Cyndy Violette recorded four cash finishes for $43,885, as did Schoenberg for $16,515, while Veronica Dabul was in the money three times for a total of $15,143.

Taiwan’s Ho might only have secured two cash finishes, but that gave her $544,262 with the overwhelming majority of that coming from her runner-up spot to Allen Bari in the $5,000 No-Limit Hold’em event.

The 28-year-old picked up $540,020 for that, while adding just $4,242 for finishing 125th in the $1,500 No-Limit Hold’em event #43.

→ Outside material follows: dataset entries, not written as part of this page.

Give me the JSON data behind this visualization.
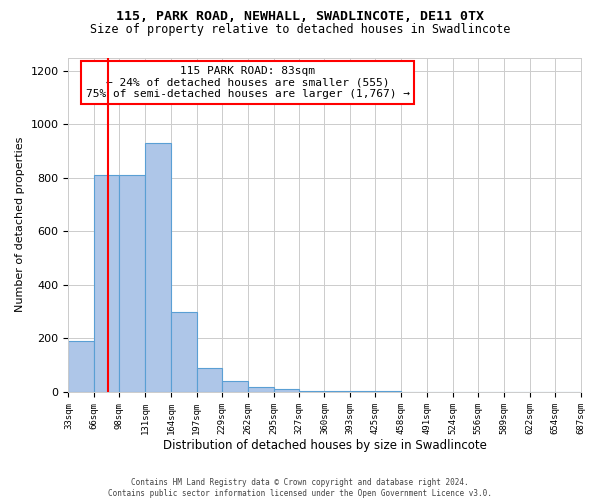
{
  "title1": "115, PARK ROAD, NEWHALL, SWADLINCOTE, DE11 0TX",
  "title2": "Size of property relative to detached houses in Swadlincote",
  "xlabel": "Distribution of detached houses by size in Swadlincote",
  "ylabel": "Number of detached properties",
  "footer1": "Contains HM Land Registry data © Crown copyright and database right 2024.",
  "footer2": "Contains public sector information licensed under the Open Government Licence v3.0.",
  "annotation_title": "115 PARK ROAD: 83sqm",
  "annotation_line1": "← 24% of detached houses are smaller (555)",
  "annotation_line2": "75% of semi-detached houses are larger (1,767) →",
  "bar_color": "#aec6e8",
  "bar_edge_color": "#5a9fd4",
  "vline_color": "red",
  "vline_x": 83,
  "bin_edges": [
    33,
    66,
    98,
    131,
    164,
    197,
    229,
    262,
    295,
    327,
    360,
    393,
    425,
    458,
    491,
    524,
    556,
    589,
    622,
    654,
    687
  ],
  "bar_heights": [
    190,
    810,
    810,
    930,
    300,
    90,
    40,
    20,
    10,
    5,
    3,
    2,
    2,
    1,
    1,
    1,
    0,
    0,
    0,
    0
  ],
  "ylim": [
    0,
    1250
  ],
  "yticks": [
    0,
    200,
    400,
    600,
    800,
    1000,
    1200
  ],
  "background_color": "#ffffff",
  "annotation_box_color": "#ffffff",
  "annotation_box_edge": "red",
  "title1_fontsize": 9.5,
  "title2_fontsize": 8.5,
  "ylabel_fontsize": 8,
  "xlabel_fontsize": 8.5,
  "ytick_fontsize": 8,
  "xtick_fontsize": 6.5,
  "footer_fontsize": 5.5,
  "annot_fontsize": 8
}
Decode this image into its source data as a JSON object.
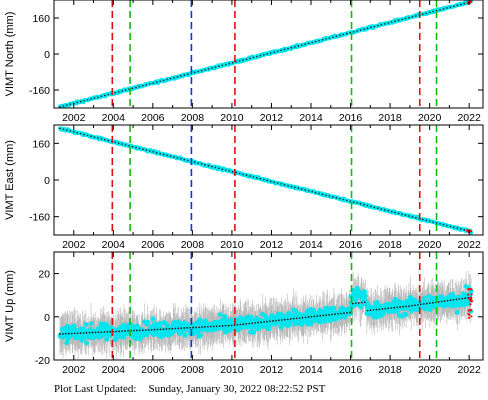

Marsha Wolak, of Illinois, was next on $194,239 for her two cash finishes, while Singapore’s Vanessa Peng picked up $137,983 from two cashes, and Stephanie Nguyen, of San Diego, left with $131,900 for finishing second to Darren Woods in the $2,500 Six-Handed Limit Hold’em event #19.

Rast, meanwhile, is – before the big bucks are handed out to the November Nine – the leading earner with three cashes for $1,952,443, while 11-time WSOP bracelet winner Phil ‘The Poker Brat’ Hellmuth left with $1,591,004 from his three runner-up spots.

Tulsa’s WSOP Player of the Year leader, Ben Lamb – who has enjoyed an incredible series – managed four cash finishes so far, as he is still in the main event, to have already bagged $1,331,832, while Joe Ebanks left with $1,179,031 from three cash finishes, Chris Moorman picked up $1,051,466 from five in-the-money placings, and Bari has accumulated $894,259 after four cashes.

So, now we arrive at the main event – and there are some fascinating stats to list here, as well.

This year’s tournament attracted 6,865 entries, which is the third largest in WSOP history behind the 7,319 from last year and the record-setting 8,773 from 2006, when Jamie Gold left with a massive $12 million for his victory.

With so many starters, the average age was well above the norm for this year’s 42nd staging of the WSOP at 37.17 years, with New York State’s Ellen Deeb the oldest at 91 and Florida’s Logan Deen the youngest as he only turned 21 on the seventh of July, which just happened to be Day 1B of the main event.

Similar to the WSOP as a whole, just 242 main event entrants were female, accounting for only 3.5% of the total, while 85 nations were represented in the race to collect the most sought-after of bracelet tournaments.

Not surprisingly, the USA provided the biggest number of participants with 4604, with Canada supplying 486 and the UK
entering 288. The other seven top 10 countries were France (213),
Germany (158),
Russia (108),
Italy (106),
Brazil (83),
Australia (80)
and Sweden (79).

Finally, all 50 US States recorded participants, with California again on top with 796, to be followed by
Nevada (460),
New York (422),
Florida (358) and Texas (326).

Well, there you have it, folks. That’s a quick rundown on some of the more interesting stats from this summer’s WSOP. Phew!